Although albuminuria is useful for assessing kidney damage, proteinuria caused by tubular dysfunction needs to be considered as well when managing HIV-infected individuals with CKD. Tenofovir disoproxil fumarate, which is one of the most frequently used antiretroviral agents, is well known for its renal toxicity and its damage to the proximal tubules. In individuals with TDF-associated kidney injury, the glomerular basement is usually intact so the urine contains mostly tubular protein. As a result, some researchers recommend measuring urine protein-to-creatinine ratio in this population as well [38, 39]. Urine albumin/total protein ratio at a cutoff value of 0.4 has been suggested as a useful tool to distinguish HIV-infected individuals whether they possess predominantly glomerular injury or tubular injury [39]. Physicians need to be well aware of tubular dysfunction due to antiretroviral toxicity, and that checking the urine for albumin alone as recommended by KDIGO may cause them to miss a cohort of individuals with tubular injury.

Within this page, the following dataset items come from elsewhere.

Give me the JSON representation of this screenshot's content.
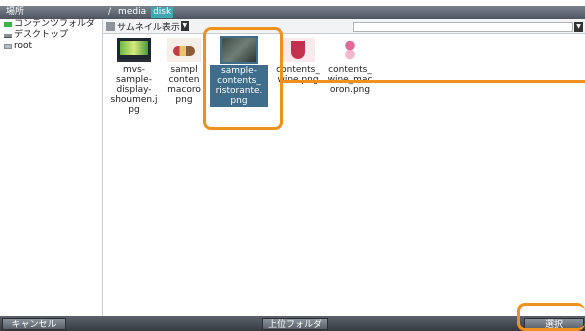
{
  "header": {
    "places_title": "場所",
    "path": [
      "/",
      "media",
      "disk"
    ]
  },
  "sidebar": {
    "items": [
      {
        "label": "コンテンツフォルダ",
        "icon": "folder-green-icon"
      },
      {
        "label": "デスクトップ",
        "icon": "desktop-icon"
      },
      {
        "label": "root",
        "icon": "drive-icon"
      }
    ]
  },
  "view": {
    "mode_label": "サムネイル表示",
    "filename_value": ""
  },
  "files": [
    {
      "name": "mvs-sample-display-shoumen.jpg",
      "lines": [
        "mvs-",
        "sample-",
        "display-",
        "shoumen.j",
        "pg"
      ],
      "thumb": "tv",
      "selected": false
    },
    {
      "name": "sample-contents-macoron.png",
      "lines": [
        "sampl",
        "conten",
        "macoro",
        "png"
      ],
      "thumb": "sweets",
      "selected": false
    },
    {
      "name": "sample-contents_ristorante.png",
      "lines": [
        "sample-",
        "contents_",
        "ristorante.",
        "png"
      ],
      "thumb": "resto",
      "selected": true
    },
    {
      "name": "contents_wine.png",
      "lines": [
        "contents_",
        "wine.png"
      ],
      "thumb": "wine",
      "selected": false
    },
    {
      "name": "contents_wine_macoron.png",
      "lines": [
        "contents_",
        "wine_mac",
        "oron.png"
      ],
      "thumb": "macaron",
      "selected": false
    }
  ],
  "buttons": {
    "cancel": "キャンセル",
    "up_folder": "上位フォルダ",
    "select": "選択"
  },
  "colors": {
    "highlight": "#f0901e",
    "selection": "#3f6d8c",
    "path_current": "#3fa7b0"
  }
}
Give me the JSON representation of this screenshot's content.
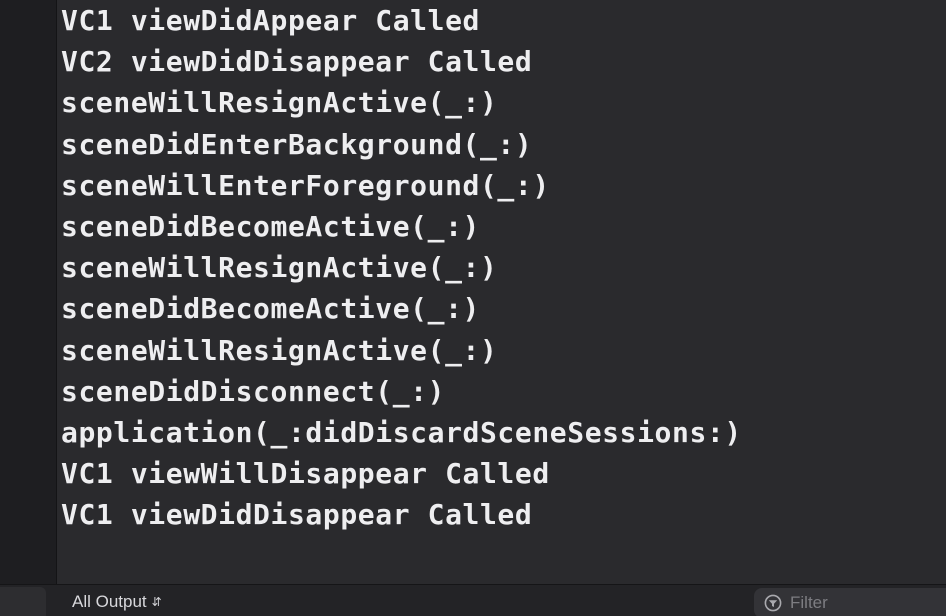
{
  "console": {
    "lines": [
      "VC1 viewDidAppear Called",
      "VC2 viewDidDisappear Called",
      "sceneWillResignActive(_:)",
      "sceneDidEnterBackground(_:)",
      "sceneWillEnterForeground(_:)",
      "sceneDidBecomeActive(_:)",
      "sceneWillResignActive(_:)",
      "sceneDidBecomeActive(_:)",
      "sceneWillResignActive(_:)",
      "sceneDidDisconnect(_:)",
      "application(_:didDiscardSceneSessions:)",
      "VC1 viewWillDisappear Called",
      "VC1 viewDidDisappear Called"
    ]
  },
  "footer": {
    "output_selector": "All Output",
    "filter_placeholder": "Filter"
  },
  "icons": {
    "output_chevron": "up-down-chevron-icon",
    "filter": "filter-icon"
  },
  "colors": {
    "background": "#2a2a2d",
    "text": "#eeeef0",
    "placeholder": "#7d7d82"
  }
}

The current study has several strengths. To the best our knowledge, this study included the largest HIV-infected population (n = 2135) from multiple tertiary hospitals in Japan, thus mitigating the possibility of a selection bias. We were able to test the prevalence of CKD using both guidelines on the same dataset enabling direct comparison. Urine albumin and dipstick testing was performed on the same fresh urine sample without long-term freezing and repeated thawing to ensure accuracy. However, we need to address several limitations in this study. First, albuminuria was not measured in 159 individuals (7.4%) among the total study cohort. Nevertheless, the prevalence of CKDK/DOQI stage 1–5, stage ≥3, and dipstick proteinuria of the subgroup (n = 1976) was identical to that of the study cohort. Therefore, we could postulate that the prevalence of albuminuria would be similar if we were able to measure it for every individual. Second, we determined ACR based on a single urine specimen, which could have overestimated the prevalence of albuminuria [40]. However, no cost-benefit studies for multiple urine ACR testing in the HIV population have not been reported to date. Furthermore, a single ACR value within the normal range can largely exclude microalbuminuria [40], reassuring clinicians that they would not miss patients who are at risk. Third, the study population comprised mainly well controlled HIV-infected Japanese men, with the proportion of women being relatively low at 5.9%. Therefore, the results may not be generalizable to women or other ethnic groups.

CONCLUSIONS

In conclusion, the prevalence of CKD was higher when classified by the KDIGO guidelines, which may enable physicians to more effectively capture HIV-infected patients who are at high risk. The sensitivity of dipstick proteinuria to detect albuminuria is so poor that this methodology for screening HIV-infected individuals for kidney disease is limited.